Esas últimas palabras no eran sino una constatación más dirigida a ella misma que a él.

—Pero ya ves —añadió— que era necesario.

Guardó silencio. Por un instante la creyó perdida en su universo interior, pero luego reparó en la expresión concentrada de sus ojos. Estaba escuchando. El también se esforzó por oír algo a través de aquel zumbido hermético finalmente penetrado por un débil sonido. De lo alto, muy por encima de sus cabezas, sobre la abrupta pendiente, llegaba el bendito ronroneo del motor de un coche que se acercaba.

—Parece —dijo Isa— que ha llegado la hora de despedirse.

Capítulo 67

—Ahí está su coche —exclamó Lisa tan fuerte que prácticamente fue un grito.

Y ahí estaba, aparcado a escasa distancia junto a un Toyota azul. ¿De ella?

—Llegamos tarde.

—¿Por dónde? —preguntó Jacob; su mirada dulce y tímida se había convertido en un gesto duro y concentrado.

Lisa señaló hacia una escalera que había a su derecha. Era expuesto, pero no había otro modo de bajar la pendiente. La cazadora morada la hacía sentirse fosforescente, de modo que, aunque el viento soplaba con fuerza y la lluvia había arreciado, se la quitó y la arrojó a los pies de la escalinata. Miró hacia abajo. Había unos cien peldaños hasta la faja boscosa que los separaba de la orilla rugiente del mar. A ambos lados de la escalera crecía una vegetación bastante alta que se doblegaba al compás de las ráfagas de viento.

—Cuidado con los escalones, que resbalan —la previno Jacob, que bajaba por delante pisando muy despacio los viejos tablones que formaban la escalera.

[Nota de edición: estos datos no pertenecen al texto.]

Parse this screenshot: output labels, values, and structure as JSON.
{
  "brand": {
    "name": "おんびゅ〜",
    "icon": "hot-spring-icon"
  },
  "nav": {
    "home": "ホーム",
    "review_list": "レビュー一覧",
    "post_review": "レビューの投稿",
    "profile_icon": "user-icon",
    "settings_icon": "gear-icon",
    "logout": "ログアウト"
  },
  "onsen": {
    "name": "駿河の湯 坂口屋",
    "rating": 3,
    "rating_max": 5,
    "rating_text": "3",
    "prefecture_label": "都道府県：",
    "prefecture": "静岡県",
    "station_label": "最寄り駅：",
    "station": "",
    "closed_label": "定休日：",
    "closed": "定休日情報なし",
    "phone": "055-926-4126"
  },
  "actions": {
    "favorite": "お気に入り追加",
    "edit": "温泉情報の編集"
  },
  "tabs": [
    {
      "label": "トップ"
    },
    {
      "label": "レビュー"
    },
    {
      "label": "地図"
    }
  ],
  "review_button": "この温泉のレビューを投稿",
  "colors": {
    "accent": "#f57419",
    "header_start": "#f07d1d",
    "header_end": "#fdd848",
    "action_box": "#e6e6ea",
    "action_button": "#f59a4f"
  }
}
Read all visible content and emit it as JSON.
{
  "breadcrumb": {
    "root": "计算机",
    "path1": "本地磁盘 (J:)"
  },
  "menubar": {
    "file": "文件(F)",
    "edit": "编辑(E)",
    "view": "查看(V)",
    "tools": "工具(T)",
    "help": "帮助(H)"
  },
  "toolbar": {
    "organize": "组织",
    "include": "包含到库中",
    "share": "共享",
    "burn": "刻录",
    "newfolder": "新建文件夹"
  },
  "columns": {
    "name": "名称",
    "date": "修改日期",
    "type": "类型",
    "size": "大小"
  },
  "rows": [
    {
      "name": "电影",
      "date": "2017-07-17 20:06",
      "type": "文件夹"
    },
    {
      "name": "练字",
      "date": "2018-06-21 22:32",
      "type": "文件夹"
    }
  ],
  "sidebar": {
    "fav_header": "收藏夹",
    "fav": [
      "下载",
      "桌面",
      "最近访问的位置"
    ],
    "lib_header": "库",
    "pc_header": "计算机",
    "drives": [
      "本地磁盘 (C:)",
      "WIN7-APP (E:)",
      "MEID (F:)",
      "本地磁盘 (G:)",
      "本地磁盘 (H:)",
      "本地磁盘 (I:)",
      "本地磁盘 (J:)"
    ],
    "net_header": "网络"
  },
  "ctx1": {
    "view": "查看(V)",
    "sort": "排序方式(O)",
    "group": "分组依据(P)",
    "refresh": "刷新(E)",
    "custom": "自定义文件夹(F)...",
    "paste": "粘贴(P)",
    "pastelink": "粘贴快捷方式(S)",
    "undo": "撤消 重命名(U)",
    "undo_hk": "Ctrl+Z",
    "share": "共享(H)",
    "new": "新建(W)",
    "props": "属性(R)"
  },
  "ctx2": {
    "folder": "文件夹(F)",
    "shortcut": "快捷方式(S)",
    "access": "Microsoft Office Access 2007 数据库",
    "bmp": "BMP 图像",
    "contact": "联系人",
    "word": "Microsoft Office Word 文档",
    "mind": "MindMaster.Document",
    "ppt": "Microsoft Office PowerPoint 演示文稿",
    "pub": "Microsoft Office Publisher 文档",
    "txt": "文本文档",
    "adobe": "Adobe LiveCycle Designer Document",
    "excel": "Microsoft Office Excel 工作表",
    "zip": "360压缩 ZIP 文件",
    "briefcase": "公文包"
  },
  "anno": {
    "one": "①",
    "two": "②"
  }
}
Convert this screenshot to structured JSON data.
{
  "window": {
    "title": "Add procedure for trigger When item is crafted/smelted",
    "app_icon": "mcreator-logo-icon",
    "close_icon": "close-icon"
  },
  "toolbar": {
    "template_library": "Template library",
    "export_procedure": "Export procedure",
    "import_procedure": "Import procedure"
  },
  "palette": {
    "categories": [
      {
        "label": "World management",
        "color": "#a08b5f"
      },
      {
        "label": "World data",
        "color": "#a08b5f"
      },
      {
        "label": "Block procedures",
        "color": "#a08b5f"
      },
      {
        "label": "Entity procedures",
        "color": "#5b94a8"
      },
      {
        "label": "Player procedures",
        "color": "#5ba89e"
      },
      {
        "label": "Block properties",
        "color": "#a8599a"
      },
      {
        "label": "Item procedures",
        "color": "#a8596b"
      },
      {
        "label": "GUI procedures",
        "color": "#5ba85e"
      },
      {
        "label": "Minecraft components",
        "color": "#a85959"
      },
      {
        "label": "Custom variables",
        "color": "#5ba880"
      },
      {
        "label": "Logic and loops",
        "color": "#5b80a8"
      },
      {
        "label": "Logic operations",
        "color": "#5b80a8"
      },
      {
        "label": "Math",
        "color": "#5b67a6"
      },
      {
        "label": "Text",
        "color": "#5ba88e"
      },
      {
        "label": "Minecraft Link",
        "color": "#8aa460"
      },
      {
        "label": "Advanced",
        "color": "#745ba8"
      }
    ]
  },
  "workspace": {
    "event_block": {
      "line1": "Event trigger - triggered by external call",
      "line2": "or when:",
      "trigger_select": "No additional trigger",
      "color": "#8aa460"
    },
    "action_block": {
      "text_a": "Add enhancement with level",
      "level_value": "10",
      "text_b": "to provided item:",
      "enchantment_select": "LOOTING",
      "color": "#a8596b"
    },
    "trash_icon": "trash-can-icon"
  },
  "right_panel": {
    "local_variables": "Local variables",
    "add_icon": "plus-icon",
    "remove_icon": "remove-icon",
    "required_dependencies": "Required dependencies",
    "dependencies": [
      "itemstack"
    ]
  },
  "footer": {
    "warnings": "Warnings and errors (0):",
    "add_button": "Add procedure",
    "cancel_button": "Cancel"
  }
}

Sin previo aviso, sin más ruido que un suspiro apenas perceptible, el hombre que la precedía se precipitó de repente. Ella gritó y bajó a la carrera el trecho que faltaba hasta el final, donde yacía encogido. Sólo una vez agachada junto a él comprendió qué había provocado la caída. Una mancha de sangre que salía de algún punto en medio del pecho le empapaba la ropa.

—Abajo —le indicó la voz traspasada de dolor de su compañero, que con la respiración acelerada intentaba desesperadamente mantener la cabeza erguida para localizar el peligro que aún les acechaba.

—¿Dónde? —preguntó enferma de miedo por él, por ellos.

Él señaló hacia el sureste, no hacia la orilla, sino en dirección a la última hilera de árboles antes de llegar al agua. En ese mismo instante, Lisa sintió el susurro de un nuevo proyectil que se perdía entre los arbustos a escasísima distancia. Esta vez alcanzó a oír débilmente el disparo y se volvió a la velocidad del rayo mientras sacaba su arma. No quedaba más remedio que dejarle allí.